Keywords: Clostridium perfringens, multiplex polymerase chain reaction, ostriches, toxin genes
Introduction
Clostridium perfringens can cause enteritis in ostrich chicks [1,2]. The bacterium is a normal inhabitant of the gut, and predisposing stress factors such as change of diet are thought to lead to its proliferation leading to the disease condition [2]. C. perfringens strains were previously classified into five specific toxinotypes (A-E) [3-5]. However, in a recent study, they have been proposed for seven toxinotypes (A-G) dependent on which major toxins (α - cpa, β - cpb, ε - etx, ι - iap, CPE - cpe, and NetB - netB) they produced [5,6]. The release of these toxins is believed to play a major role in determining pathogenesis properties of C. perfringens [4,7]. The role of other toxins produced by C. perfringens, such as enterotoxin and beta2 toxin, in causing enteritis is considered to be less significant [7,8], whereas the NetB toxin has been implicated as the major contributing factor to enteritis in chickens although other complementary factors may still exist [8-11].

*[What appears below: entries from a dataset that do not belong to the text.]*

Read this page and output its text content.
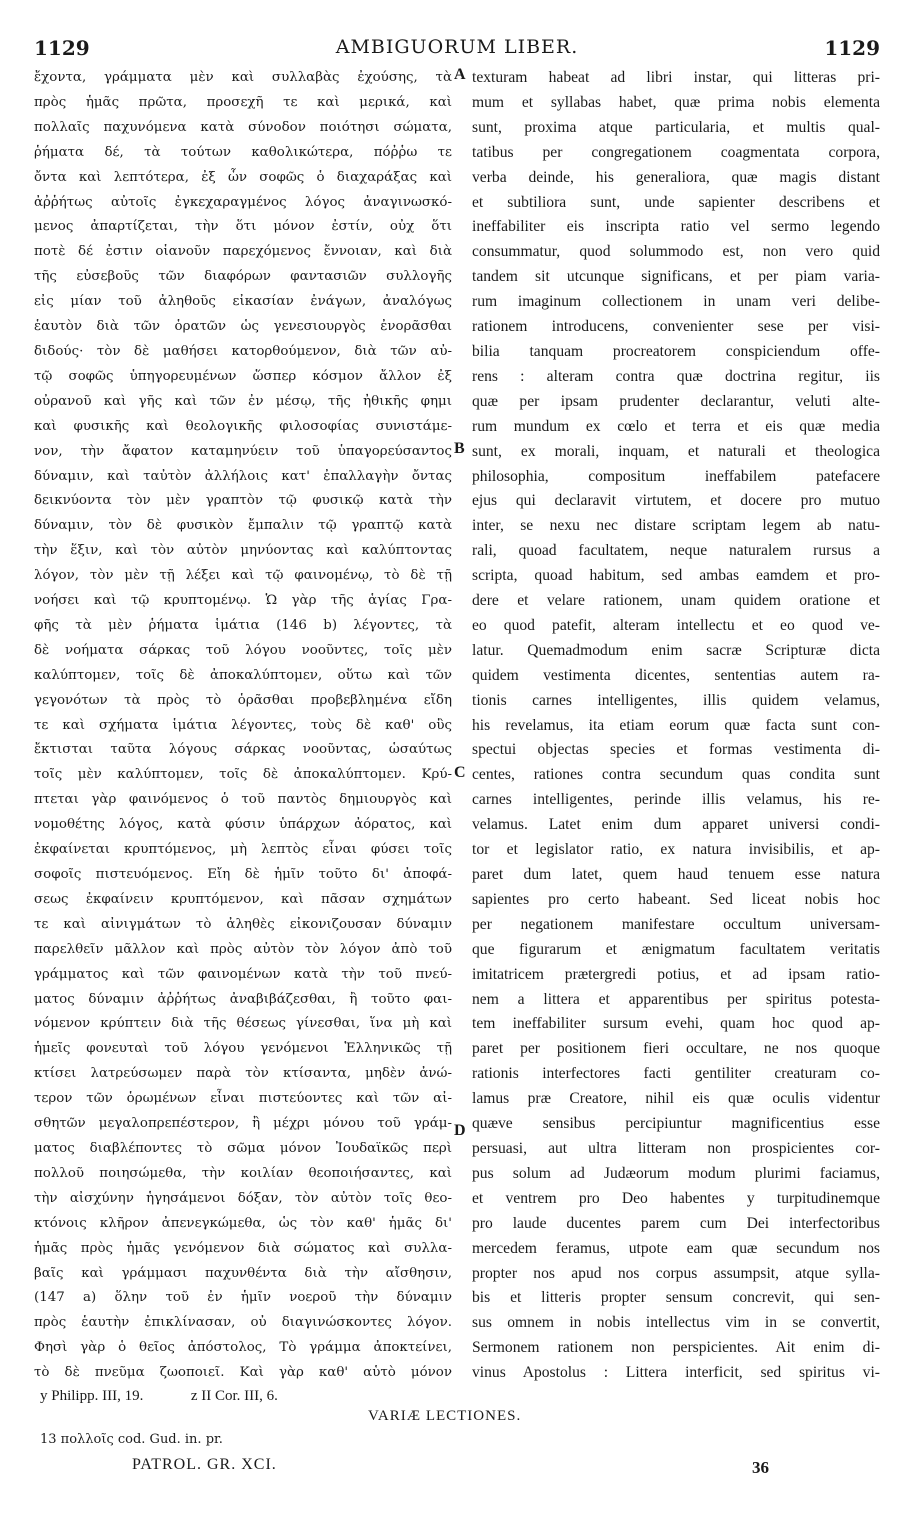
1129	AMBIGUORUM LIBER.	1129
ἔχοντα, γράμματα μὲν καὶ συλλαβὰς ἐχούσης, τὰ
πρὸς ἡμᾶς πρῶτα, προσεχῆ τε καὶ μερικά, καὶ
πολλαῖς παχυνόμενα κατὰ σύνοδον ποιότησι σώματα,
ῥήματα δέ, τὰ τούτων καθολικώτερα, πόῤῥω τε
ὄντα καὶ λεπτότερα, ἐξ ὧν σοφῶς ὁ διαχαράξας καὶ
ἀῤῥήτως αὐτοῖς ἐγκεχαραγμένος λόγος ἀναγινωσκό-
μενος ἀπαρτίζεται, τὴν ὅτι μόνον ἐστίν, οὐχ ὅτι
ποτὲ δέ ἐστιν οἱανοῦν παρεχόμενος ἔννοιαν, καὶ διὰ
τῆς εὐσεβοῦς τῶν διαφόρων φαντασιῶν συλλογῆς
εἰς μίαν τοῦ ἀληθοῦς εἰκασίαν ἐνάγων, ἀναλόγως
ἑαυτὸν διὰ τῶν ὁρατῶν ὡς γενεσιουργὸς ἐνορᾶσθαι
διδούς· τὸν δὲ μαθήσει κατορθούμενον, διὰ τῶν αὐ-
τῷ σοφῶς ὑπηγορευμένων ὥσπερ κόσμον ἄλλον ἐξ
οὐρανοῦ καὶ γῆς καὶ τῶν ἐν μέσῳ, τῆς ἠθικῆς φημι
καὶ φυσικῆς καὶ θεολογικῆς φιλοσοφίας συνιστάμε-
νον, τὴν ἄφατον καταμηνύειν τοῦ ὑπαγορεύσαντος
δύναμιν, καὶ ταὐτὸν ἀλλήλοις κατ' ἐπαλλαγὴν ὄντας
δεικνύοντα τὸν μὲν γραπτὸν τῷ φυσικῷ κατὰ τὴν
δύναμιν, τὸν δὲ φυσικὸν ἔμπαλιν τῷ γραπτῷ κατὰ
τὴν ἕξιν, καὶ τὸν αὐτὸν μηνύοντας καὶ καλύπτοντας
λόγον, τὸν μὲν τῇ λέξει καὶ τῷ φαινομένῳ, τὸ δὲ τῇ
νοήσει καὶ τῷ κρυπτομένῳ. Ὡ γὰρ τῆς ἁγίας Γρα-
φῆς τὰ μὲν ῥήματα ἱμάτια (146 b) λέγοντες, τὰ
δὲ νοήματα σάρκας τοῦ λόγου νοοῦντες, τοῖς μὲν
καλύπτομεν, τοῖς δὲ ἀποκαλύπτομεν, οὕτω καὶ τῶν
γεγονότων τὰ πρὸς τὸ ὁρᾶσθαι προβεβλημένα εἴδη
τε καὶ σχήματα ἱμάτια λέγοντες, τοὺς δὲ καθ' οὓς
ἔκτισται ταῦτα λόγους σάρκας νοοῦντας, ὡσαύτως
τοῖς μὲν καλύπτομεν, τοῖς δὲ ἀποκαλύπτομεν. Κρύ-
πτεται γὰρ φαινόμενος ὁ τοῦ παντὸς δημιουργὸς καὶ
νομοθέτης λόγος, κατὰ φύσιν ὑπάρχων ἀόρατος, καὶ
ἐκφαίνεται κρυπτόμενος, μὴ λεπτὸς εἶναι φύσει τοῖς
σοφοῖς πιστευόμενος. Εἴη δὲ ἡμῖν τοῦτο δι' ἀποφά-
σεως ἐκφαίνειν κρυπτόμενον, καὶ πᾶσαν σχημάτων
τε καὶ αἰνιγμάτων τὸ ἀληθὲς εἰκονιζουσαν δύναμιν
παρελθεῖν μᾶλλον καὶ πρὸς αὐτὸν τὸν λόγον ἀπὸ τοῦ
γράμματος καὶ τῶν φαινομένων κατὰ τὴν τοῦ πνεύ-
ματος δύναμιν ἀῤῥήτως ἀναβιβάζεσθαι, ἢ τοῦτο φαι-
νόμενον κρύπτειν διὰ τῆς θέσεως γίνεσθαι, ἵνα μὴ καὶ
ἡμεῖς φονευταὶ τοῦ λόγου γενόμενοι Ἑλληνικῶς τῇ
κτίσει λατρεύσωμεν παρὰ τὸν κτίσαντα, μηδὲν ἀνώ-
τερον τῶν ὁρωμένων εἶναι πιστεύοντες καὶ τῶν αἰ-
σθητῶν μεγαλοπρεπέστερον, ἢ μέχρι μόνου τοῦ γράμ-
ματος διαβλέποντες τὸ σῶμα μόνον Ἰουδαϊκῶς περὶ
πολλοῦ ποιησώμεθα, τὴν κοιλίαν θεοποιήσαντες, καὶ
τὴν αἰσχύνην ἡγησάμενοι δόξαν, τὸν αὐτὸν τοῖς θεο-
κτόνοις κλῆρον ἀπενεγκώμεθα, ὡς τὸν καθ' ἡμᾶς δι'
ἡμᾶς πρὸς ἡμᾶς γενόμενον διὰ σώματος καὶ συλλα-
βαῖς καὶ γράμμασι παχυνθέντα διὰ τὴν αἴσθησιν,
(147 a) ὅλην τοῦ ἐν ἡμῖν νοεροῦ τὴν δύναμιν
πρὸς ἑαυτὴν ἐπικλίνασαν, οὐ διαγινώσκοντες λόγον.
Φησὶ γὰρ ὁ θεῖος ἀπόστολος, Τὸ γράμμα ἀποκτείνει,
τὸ δὲ πνεῦμα ζωοποιεῖ. Καὶ γὰρ καθ' αὑτὸ μόνον
texturam habeat ad libri instar, qui litteras pri-
mum et syllabas habet, quæ prima nobis elementa
sunt, proxima atque particularia, et multis qual-
tatibus per congregationem coagmentata corpora,
verba deinde, his generaliora, quæ magis distant
et subtiliora sunt, unde sapienter describens et
ineffabiliter eis inscripta ratio vel sermo legendo
consummatur, quod solummodo est, non vero quid
tandem sit utcunque significans, et per piam varia-
rum imaginum collectionem in unam veri delibe-
rationem introducens, convenienter sese per visi-
bilia tanquam procreatorem conspiciendum offe-
rens : alteram contra quæ doctrina regitur, iis
quæ per ipsam prudenter declarantur, veluti alte-
rum mundum ex cœlo et terra et eis quæ media
sunt, ex morali, inquam, et naturali et theologica
philosophia, compositum ineffabilem patefacere
ejus qui declaravit virtutem, et docere pro mutuo
inter, se nexu nec distare scriptam legem ab natu-
rali, quoad facultatem, neque naturalem rursus a
scripta, quoad habitum, sed ambas eamdem et pro-
dere et velare rationem, unam quidem oratione et
eo quod patefit, alteram intellectu et eo quod ve-
latur. Quemadmodum enim sacræ Scripturæ dicta
quidem vestimenta dicentes, sententias autem ra-
tionis carnes intelligentes, illis quidem velamus,
his revelamus, ita etiam eorum quæ facta sunt con-
spectui objectas species et formas vestimenta di-
centes, rationes contra secundum quas condita sunt
carnes intelligentes, perinde illis velamus, his re-
velamus. Latet enim dum apparet universi condi-
tor et legislator ratio, ex natura invisibilis, et ap-
paret dum latet, quem haud tenuem esse natura
sapientes pro certo habeant. Sed liceat nobis hoc
per negationem manifestare occultum universam-
que figurarum et ænigmatum facultatem veritatis
imitatricem prætergredi potius, et ad ipsam ratio-
nem a littera et apparentibus per spiritus potesta-
tem ineffabiliter sursum evehi, quam hoc quod ap-
paret per positionem fieri occultare, ne nos quoque
rationis interfectores facti gentiliter creaturam co-
lamus præ Creatore, nihil eis quæ oculis videntur
quæve sensibus percipiuntur magnificentius esse
persuasi, aut ultra litteram non prospicientes cor-
pus solum ad Judæorum modum plurimi faciamus,
et ventrem pro Deo habentes y turpitudinemque
pro laude ducentes parem cum Dei interfectoribus
mercedem feramus, utpote eam quæ secundum nos
propter nos apud nos corpus assumpsit, atque sylla-
bis et litteris propter sensum concrevit, qui sen-
sus omnem in nobis intellectus vim in se convertit,
Sermonem rationem non perspicientes. Ait enim di-
vinus Apostolus : Littera interficit, sed spiritus vi-
A
B
C
D
y Philipp. III, 19.	z II Cor. III, 6.
VARIÆ LECTIONES.
13 πολλοῖς cod. Gud. in. pr.
PATROL. GR. XCI.	36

In Vietnam, raising ostriches have been started since 1995, the ostrich breeding was imported from Zimbabwe and Australia [10]. According to data from General Statistics Office of Vietnam, in 2018, there were 56 provinces and cities situated in Vietnam involved in ostrich farming, providing 4660.1 million ostriches to slaughters. The symptoms of enteritis have been reported in ostrich farms in Vietnam; however, there is no report on the prevalence of C. perfringens in ostrich farms and hence no molecular characterization of this bird-derived isolates.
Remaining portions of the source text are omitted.